Your next thought identifies a present gap at the office. A gap in helping your family. A gap in securing future finances. A gap here. A gap there. It becomes destructive. Yet the biggest gap of all isn’t on the outside; it’s not others. It is within us. This gap is our inner narrative that play around with our emotions. It is your responsibility, followed by an action that improves your mind, body, and surroundings.
A large trend in “mindfulness” has exploded. This notion helps to tackle anything from habitual eating, to addiction, to athletic visualization, to simply finding our sanity in this hectic world. Using mindfulness to curb the destructive emotions and improve concentration is the tip of the iceberg. Scientific evidence illustrates via MRI scans that after 8-weeks of mindfulness practice (e.g. visualization, mediation, or autogenic training) the amygdala shrinks. When the amygdala decreases, the thickness of the prefrontal cortex increases – the headquarters for awareness, decision-making, and concentration.

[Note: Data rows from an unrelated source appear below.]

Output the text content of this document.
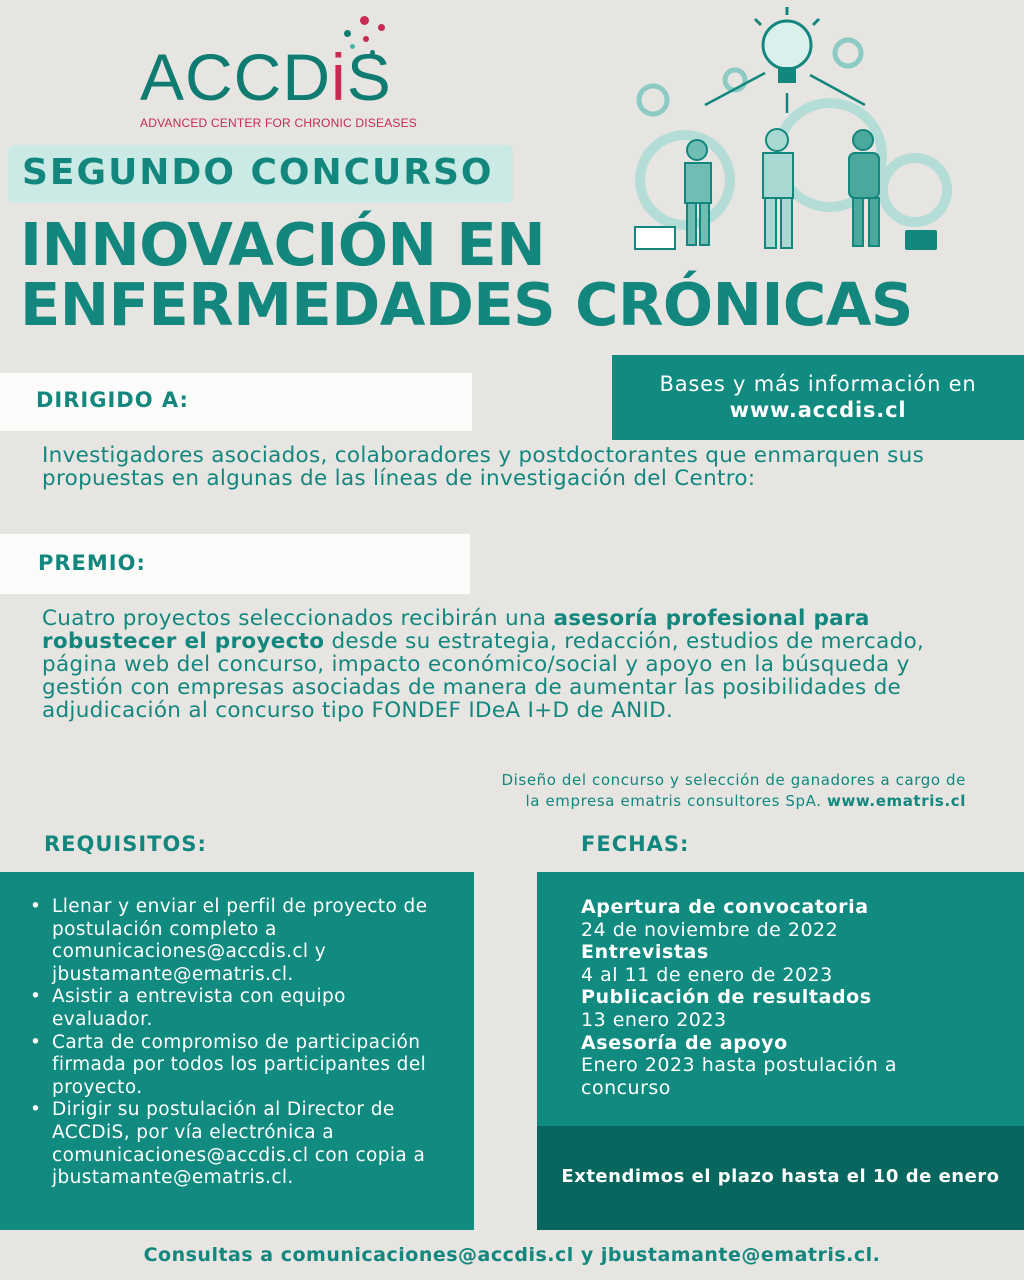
ACCDiS
ADVANCED CENTER FOR CHRONIC DISEASES
SEGUNDO CONCURSO
INNOVACIÓN EN
ENFERMEDADES CRÓNICAS
DIRIGIDO A:
Bases y más información en
www.accdis.cl
Investigadores asociados, colaboradores y postdoctorantes que enmarquen sus propuestas en algunas de las líneas de investigación del Centro:
PREMIO:
Cuatro proyectos seleccionados recibirán una asesoría profesional para robustecer el proyecto desde su estrategia, redacción, estudios de mercado, página web del concurso, impacto económico/social y apoyo en la búsqueda y gestión con empresas asociadas de manera de aumentar las posibilidades de adjudicación al concurso tipo FONDEF IDeA I+D de ANID.
Diseño del concurso y selección de ganadores a cargo de
la empresa ematris consultores SpA. www.ematris.cl
REQUISITOS:	FECHAS:
• Llenar y enviar el perfil de proyecto de postulación completo a comunicaciones@accdis.cl y jbustamante@ematris.cl.
• Asistir a entrevista con equipo evaluador.
• Carta de compromiso de participación firmada por todos los participantes del proyecto.
• Dirigir su postulación al Director de ACCDiS, por vía electrónica a comunicaciones@accdis.cl con copia a jbustamante@ematris.cl.
Apertura de convocatoria
24 de noviembre de 2022
Entrevistas
4 al 11 de enero de 2023
Publicación de resultados
13 enero 2023
Asesoría de apoyo
Enero 2023 hasta postulación a concurso
Extendimos el plazo hasta el 10 de enero
Consultas a comunicaciones@accdis.cl y jbustamante@ematris.cl.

Author, Joy Rains states that “Meditation is not a practice of stopping thoughts but a practice of being aware of them.” You first need to manage your expectations as newcomers to “mindfulness” often get frustrated when trying to silence the swirling of our mind’s thoughts. Simple attention training and breath work, much of what athletes do day in and out, is essential and don’t require a large amounts of our time.
No one can make you be aware; other than yourself. No one can force you to change; only yourself. No one can promise you things will be better; only you can. When you start to take back control of your narrative and mindset, you start to make inner changes. Work to close the inner gaps for a better, higher performing you.